Patients and methods. Ultrasonic research of kidneys on the device “My Lab 15” (Netherlands) with a set of multifrequency probes is conducted and its results at 2482 children (boys – 1244, girls – 1238) at the age of 1-3 months are analysed.
Results. 286.1‰ of children had pathological renal conditions. At the analysis of prevalence of congenital variants following laws are revealed. Congenital defects are met at 168 kids (70.9 ‰). Among boys frequency of detectability of congenital defects was more than among girls (80.3 and 59.7 ‰ accordingly, р <0.05). 143 children (57.6 ‰) had isolated defects, 32 children (12.9 ‰) had combination of congenital defects and small anomalies.
Small renal anomalies (pyelectasia, rotation, separation pelvis by a hypertrophic Bertin column, a syndrome of Fraily) are diagnosed at 461 (185.7‰) children. 2 babes had renal cyst.

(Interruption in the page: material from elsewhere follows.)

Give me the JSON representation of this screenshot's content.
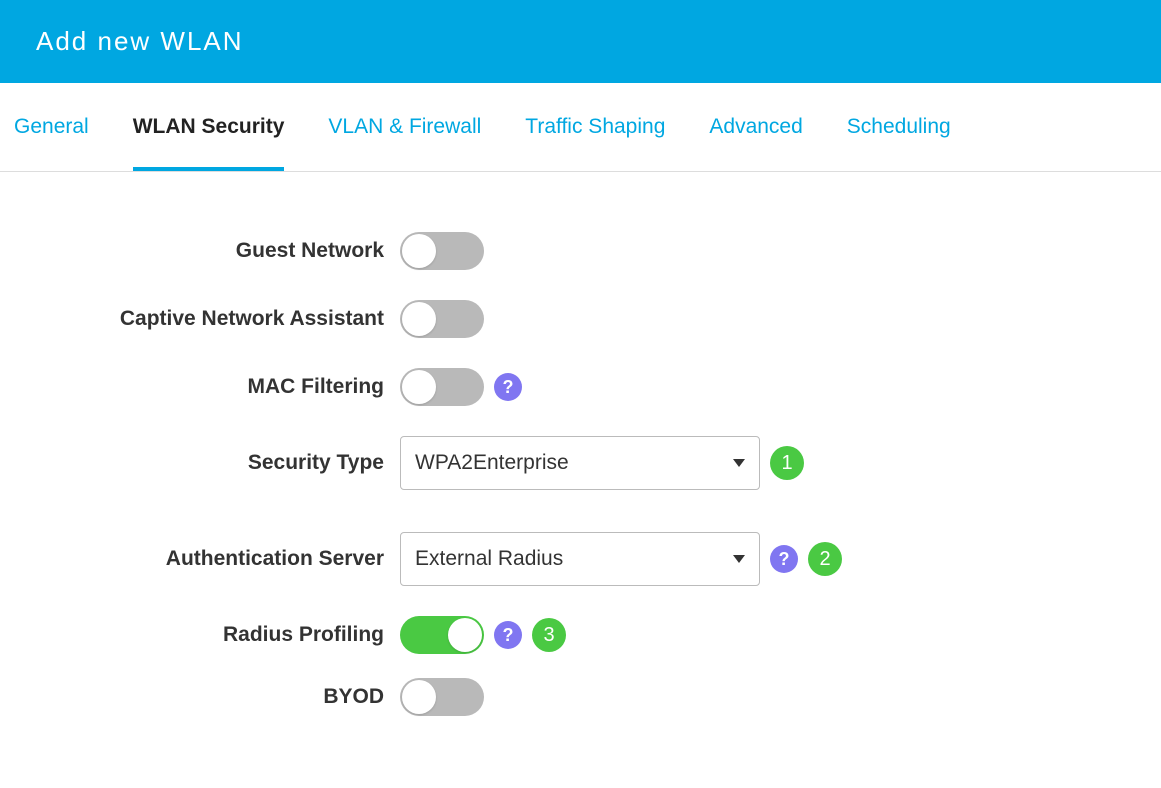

Reactive-inflammatory changes are identified at 63 babies (25.4‰), improved density cut-in inclusions in kidneys are revealed at 22 kids (8.9‰). Thus, 28.61% of surveyed children had pathological urinary conditions. That it is possible to explain morph-functional immaturity of children of the first months of life and high level of congenital renal anomalies prevalence.
We analyzed prevalence of separate defects and small renal anomalies at the children population.
Prevalence renal agenesis has made 0.8‰ (equally at boys and girls), hypoplasia – 1.2‰ (boys – 1.6‰, girls – 0.8‰), duplex kidney – 20.5‰, variants of dystopia – 10.1‰, horseshoe kidney – 4.8‰ (boys – 6.4‰, girls – 3.2‰), hydronephrosis – 37.9‰ (boys – 43.4‰, girls – 32.2‰).
Prevalence of various anatomic variants of small anomalies makes: pyelectasia – 130.9‰ (boys – 146.3‰, girls – 115.5‰), rotation – 62.8‰, separation pelvis by a hypertrophic Bertin column – 20.0%, a symptom of Fraily – 4.4‰.
1. Pathological conditions from of the kidneys had diagnosed at 28.61% surveyed infants as the results morph-functional immaturity and high prevalence of congenital renal anomalies in population.
2. Prevalence of congenital defects has made 70.9‰ and was more among boys.
3. Prevalence of small renal anomalies – 185.7‰, renal cyst changes – 1.0‰.
4. hydronephros, duplex kidney and kidney dystopia are leading defects. And pyelectasiaes and rotations – small anomalies.
5. Prevalence malformations and small anomalies in infancy according to ultrasound screening had distinctions from that at mass inspection of children from 0 till 18 years.
6. All children with the revealed pathology require dynamic laboratory and tool supervision.